Jamila Falak, a graduate of the Edna Manley School of the Visual and Performing Arts, is still on cloud nine after her cover of Meghan Trainor's All About That Bass gained the attention of the international singer.
Falak was featured on Glamour Maga-zine's You Sang My Song in March, and was given the shock of her life when she got to watch Trainor's reaction to her performing the song.
In the video, Trainor heaped praises on Falak for her arrange-ment of the song, and went as far as to say that she liked the Jamaican's version better than her own. In an interview with The Gleaner, Falak expressed sheer joy at the fact that her cover reached Trainor's eyes and ears. She said that she did the song out of pure love for another cover version she had heard, and never expected her video to get any traction, yet alone get featured by Glamour Magazine and being recognised by Trainor.
"When I first did the cover, I was on my final-year show at Edna Manley in 2016. Having seen the reaction of the crowd and everything, it inspired me to do an actual cover and everything, and put it on YouTube. I asked a friend of mine, Jason Thomas, to record the visuals, Nicolas Groskopf to mix the audio, and O'Neil Dacres to play piano for me. I never really did it for recognition - that wasn't the thought process," Falak explained.
"I was surprised to see the reaction, and that it even went viral on Facebook and YouTube; and I kept getting all the likes and nice comments. I never expected her (Meghan Trainor) to see it. Out of all of the covers on YouTube, I was one of them that they reached out to for an interview. I was not expecting it. I was speechless and everything was literally a blessing - I felt very special and it is definitely a highlight of my year."

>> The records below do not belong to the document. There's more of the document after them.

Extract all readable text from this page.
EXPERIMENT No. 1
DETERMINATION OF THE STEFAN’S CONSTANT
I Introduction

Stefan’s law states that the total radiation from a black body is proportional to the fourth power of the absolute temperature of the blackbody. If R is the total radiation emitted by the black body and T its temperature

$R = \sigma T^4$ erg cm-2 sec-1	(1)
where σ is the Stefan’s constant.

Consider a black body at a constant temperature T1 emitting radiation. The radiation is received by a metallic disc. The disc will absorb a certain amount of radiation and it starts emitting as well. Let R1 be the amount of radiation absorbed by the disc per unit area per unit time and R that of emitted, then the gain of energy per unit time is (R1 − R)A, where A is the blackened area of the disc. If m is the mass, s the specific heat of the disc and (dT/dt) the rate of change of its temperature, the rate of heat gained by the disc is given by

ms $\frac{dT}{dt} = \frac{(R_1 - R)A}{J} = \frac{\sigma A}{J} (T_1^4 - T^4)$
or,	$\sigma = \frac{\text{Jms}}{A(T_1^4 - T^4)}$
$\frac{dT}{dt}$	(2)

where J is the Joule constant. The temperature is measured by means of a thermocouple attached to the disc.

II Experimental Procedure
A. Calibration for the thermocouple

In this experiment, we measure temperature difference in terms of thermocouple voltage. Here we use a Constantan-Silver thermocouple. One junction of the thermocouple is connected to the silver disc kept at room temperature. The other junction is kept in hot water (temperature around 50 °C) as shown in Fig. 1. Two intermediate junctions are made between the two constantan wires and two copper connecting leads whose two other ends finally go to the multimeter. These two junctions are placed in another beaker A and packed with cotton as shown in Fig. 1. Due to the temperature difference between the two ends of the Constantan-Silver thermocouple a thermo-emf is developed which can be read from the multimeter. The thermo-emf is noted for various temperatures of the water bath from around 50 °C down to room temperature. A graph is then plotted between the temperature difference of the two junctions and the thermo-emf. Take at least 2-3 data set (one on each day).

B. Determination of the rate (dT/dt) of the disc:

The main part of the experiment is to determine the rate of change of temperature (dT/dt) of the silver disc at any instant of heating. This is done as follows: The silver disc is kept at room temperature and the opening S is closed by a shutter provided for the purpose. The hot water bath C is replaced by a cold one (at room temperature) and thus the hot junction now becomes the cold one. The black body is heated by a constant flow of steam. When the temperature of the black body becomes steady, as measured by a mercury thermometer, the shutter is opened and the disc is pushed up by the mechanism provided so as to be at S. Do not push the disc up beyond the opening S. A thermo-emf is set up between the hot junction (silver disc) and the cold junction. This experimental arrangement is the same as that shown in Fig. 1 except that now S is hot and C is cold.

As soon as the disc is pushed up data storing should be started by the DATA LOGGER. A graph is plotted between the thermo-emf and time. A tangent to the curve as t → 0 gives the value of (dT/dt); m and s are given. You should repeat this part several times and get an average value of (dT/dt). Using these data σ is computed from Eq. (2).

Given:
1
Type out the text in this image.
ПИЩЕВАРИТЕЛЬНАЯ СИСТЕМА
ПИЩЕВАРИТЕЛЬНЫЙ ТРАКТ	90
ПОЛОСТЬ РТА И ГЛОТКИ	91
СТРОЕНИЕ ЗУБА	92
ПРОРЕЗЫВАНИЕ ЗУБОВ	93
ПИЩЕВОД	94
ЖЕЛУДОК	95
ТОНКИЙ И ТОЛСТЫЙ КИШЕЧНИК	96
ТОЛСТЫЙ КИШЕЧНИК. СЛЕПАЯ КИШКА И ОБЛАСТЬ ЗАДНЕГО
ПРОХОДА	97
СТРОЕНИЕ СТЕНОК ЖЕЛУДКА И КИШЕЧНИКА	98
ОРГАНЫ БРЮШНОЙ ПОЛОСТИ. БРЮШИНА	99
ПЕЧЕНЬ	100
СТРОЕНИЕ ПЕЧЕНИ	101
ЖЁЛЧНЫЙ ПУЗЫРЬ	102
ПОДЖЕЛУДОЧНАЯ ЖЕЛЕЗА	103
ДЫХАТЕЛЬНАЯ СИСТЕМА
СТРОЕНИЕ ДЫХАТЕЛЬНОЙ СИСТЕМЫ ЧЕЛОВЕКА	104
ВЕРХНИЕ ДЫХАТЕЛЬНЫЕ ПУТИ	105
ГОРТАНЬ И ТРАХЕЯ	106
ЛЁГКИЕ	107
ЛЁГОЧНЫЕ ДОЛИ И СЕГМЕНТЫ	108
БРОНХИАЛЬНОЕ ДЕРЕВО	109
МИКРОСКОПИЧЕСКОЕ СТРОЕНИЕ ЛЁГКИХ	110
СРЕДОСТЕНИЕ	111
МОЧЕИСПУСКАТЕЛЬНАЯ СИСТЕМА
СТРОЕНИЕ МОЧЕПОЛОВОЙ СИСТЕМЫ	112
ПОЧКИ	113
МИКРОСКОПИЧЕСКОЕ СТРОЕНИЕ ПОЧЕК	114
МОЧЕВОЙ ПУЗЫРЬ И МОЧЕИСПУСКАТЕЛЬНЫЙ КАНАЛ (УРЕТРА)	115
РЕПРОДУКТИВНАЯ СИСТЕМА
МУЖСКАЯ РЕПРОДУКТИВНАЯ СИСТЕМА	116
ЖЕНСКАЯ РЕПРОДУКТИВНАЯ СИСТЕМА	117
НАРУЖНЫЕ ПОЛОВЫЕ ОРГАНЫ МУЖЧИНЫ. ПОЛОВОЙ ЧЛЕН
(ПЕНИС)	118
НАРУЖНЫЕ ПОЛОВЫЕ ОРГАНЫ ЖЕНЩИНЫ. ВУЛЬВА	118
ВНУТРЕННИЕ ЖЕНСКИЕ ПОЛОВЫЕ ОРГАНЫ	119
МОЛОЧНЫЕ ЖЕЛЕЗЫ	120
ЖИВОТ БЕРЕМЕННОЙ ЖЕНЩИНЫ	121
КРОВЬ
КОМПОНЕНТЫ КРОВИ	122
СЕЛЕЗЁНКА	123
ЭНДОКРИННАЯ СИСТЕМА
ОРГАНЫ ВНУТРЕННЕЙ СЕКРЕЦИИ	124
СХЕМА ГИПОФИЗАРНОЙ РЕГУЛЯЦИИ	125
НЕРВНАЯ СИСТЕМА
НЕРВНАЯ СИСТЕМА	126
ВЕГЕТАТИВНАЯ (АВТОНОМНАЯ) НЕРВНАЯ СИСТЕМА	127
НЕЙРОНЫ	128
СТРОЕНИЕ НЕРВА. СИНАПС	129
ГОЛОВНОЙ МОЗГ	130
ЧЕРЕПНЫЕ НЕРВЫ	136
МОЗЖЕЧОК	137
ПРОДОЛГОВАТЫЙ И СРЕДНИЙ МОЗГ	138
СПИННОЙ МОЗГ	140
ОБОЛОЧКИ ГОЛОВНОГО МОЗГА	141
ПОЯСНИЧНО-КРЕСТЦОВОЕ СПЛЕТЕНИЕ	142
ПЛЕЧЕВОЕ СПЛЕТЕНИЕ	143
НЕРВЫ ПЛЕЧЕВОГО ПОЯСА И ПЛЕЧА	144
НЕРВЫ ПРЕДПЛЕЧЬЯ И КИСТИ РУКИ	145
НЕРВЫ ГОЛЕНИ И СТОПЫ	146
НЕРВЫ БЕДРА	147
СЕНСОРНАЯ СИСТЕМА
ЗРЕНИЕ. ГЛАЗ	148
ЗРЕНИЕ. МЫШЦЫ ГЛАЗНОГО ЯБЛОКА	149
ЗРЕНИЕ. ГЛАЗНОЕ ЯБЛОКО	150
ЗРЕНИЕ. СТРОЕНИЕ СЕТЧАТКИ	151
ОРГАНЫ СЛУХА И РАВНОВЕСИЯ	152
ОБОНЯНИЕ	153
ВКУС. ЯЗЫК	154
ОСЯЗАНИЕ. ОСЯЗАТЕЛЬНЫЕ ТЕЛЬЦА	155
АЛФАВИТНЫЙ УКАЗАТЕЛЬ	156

Falak, who started playing the double bass approximately two years before the video was taken, said she wanted to add a Jamaican flavour to a 'jazzy cover' of the song by Postmodern Jukebox and Kate Davis. Falak was over the moon when she heard Trainor doting about her arrangement of the song. "I'm a big music fan, and a big lover of jazz and Jamaican music as well. I love how playful it sounds to fuse Jamaican music - mento, ska, rocksteady with jazz. All I did was fuse the Jamaican elements to the Postmodern Jukebox and Kate Davis version. So when she said she liked my version better than her song, I can just imagine how that made her feel." She continued, "I was happy that my version evoked genuine joy in her, and that made me feel like I did her song some justice. The fact that she said that from her lips meant a lot."
The budding musician says she always believed in the saying 'anything is possible,' but noted that her Glamour Magazine moment has cemented in her the drive to chase her dreams, no matter how big and out of reach they may seem. "I do believe in the notion of expecting the unexpected, and that anything is possible. Even the terminology 'impossible' says 'I'm possible'. It (the feature) has pumped me up with so much enthusiasm and adrenaline, I am looking forward to the future, and what I have to offer the world. Get ready world because 'I'm coming out'," she sang.